I’m 30, even though I’ve only been looking for a spouse for two years since losing my husband three years ago, there has not been a decent single guy in my church for …. well I can’t remember there ever being one who 1. claimed to genuinely follow Jesus, 2. wasn’t shallow ie dated more than just the popular, skinny, hot girls 3. didn’t demand sex before marriage, and 4. wasn’t some other kind of shallow (eg things like refusing to date single mothers even ones who are Godly and never had sex outside of marriage – looking down on them simply for being single mothers etc).
In fact, in two years of “being on the market”, I’ve only met two men who were genuine christian men, who didn’t demand sex before marriage and who weren’t shallow and obsessed with things like money and looks – and both of those guys had very serious disabilities which leaves them totally unable to ever work, and to move away from their parents, they would need a potential spouse to take over being a carer. I’m already my autistic daughter’s carer and even if I had anything in common with either of these men (which I didn’t), I could not both financially support a disabled child and a disabled husband AND physically care for a disabled child and a disabled adult – and I know first hand that pensions don’t even cover enough to support an abled bodied adult with no dependants and no medical expenses.
I don’t meet men at work because I do casual agency work in a career that is 99% women in the first place. My family and friends know no single genuine christian men. there are no single dads at my daughter’s school (as being a christian school, i’m one of very few single parents, period). and even when I’ve had time for hobbies, the few men I’ve met are very not christian.
I’ve tried online dating, and again, faced with the same problem I have at my church and at family/friend’s churches – the few single guys are either not christian at all, or not genuine christians.
There aren’t really that many genuine christian around in the first place, and once you get over 25, almost all the decent christian men are long in relationships/married – and the rest are either just not genuine christians, not decent, or have serious other issues.
Personally I’d just like to find a genuine target rich environment – I can guarantee church is not one of them.
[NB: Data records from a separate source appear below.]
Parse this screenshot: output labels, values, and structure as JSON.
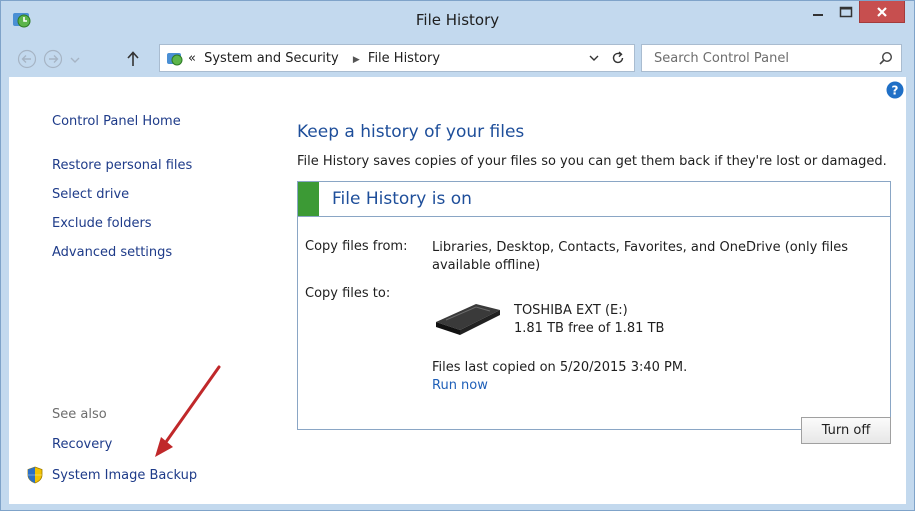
{
  "window": {
    "title": "File History"
  },
  "nav": {
    "breadcrumb_prefix": "«",
    "crumbs": [
      "System and Security",
      "File History"
    ],
    "search_placeholder": "Search Control Panel"
  },
  "sidebar": {
    "home": "Control Panel Home",
    "items": [
      "Restore personal files",
      "Select drive",
      "Exclude folders",
      "Advanced settings"
    ],
    "see_also_label": "See also",
    "see_also": [
      "Recovery",
      "System Image Backup"
    ]
  },
  "main": {
    "heading": "Keep a history of your files",
    "description": "File History saves copies of your files so you can get them back if they're lost or damaged.",
    "status": "File History is on",
    "copy_from_label": "Copy files from:",
    "copy_from_value": "Libraries, Desktop, Contacts, Favorites, and OneDrive (only files available offline)",
    "copy_to_label": "Copy files to:",
    "drive_name": "TOSHIBA EXT (E:)",
    "drive_free": "1.81 TB free of 1.81 TB",
    "last_copied": "Files last copied on 5/20/2015 3:40 PM.",
    "run_now": "Run now",
    "turn_off": "Turn off"
  },
  "colors": {
    "title_bar": "#c3d9ee",
    "link": "#1e3b89",
    "heading": "#1e4e9a",
    "status_on": "#3c9a35",
    "close_button": "#c74f4f",
    "annotation_arrow": "#c0282a"
  },
  "icons": {
    "app": "file-history-icon",
    "back": "back-arrow-icon",
    "forward": "forward-arrow-icon",
    "up": "up-arrow-icon",
    "refresh": "refresh-icon",
    "search": "search-icon",
    "help": "help-icon",
    "drive": "external-drive-icon",
    "shield": "uac-shield-icon"
  }
}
And work, hobbies and family/friends may be a target rich environment for a non christian, but when you are looking for a christian spouse, the chances are very slim – I’ve never met a single christian man at work, hobbies, or throug family.
I’m sure these are great suggestions if you live in an area where christians make up a large percentage of the population, but if you live in a city that is mostly atheists and agnostics, your chances of finding a spouse after the age of 25 are slim to none.
This is good in terms of men. Nothing seems to annoy on them than that.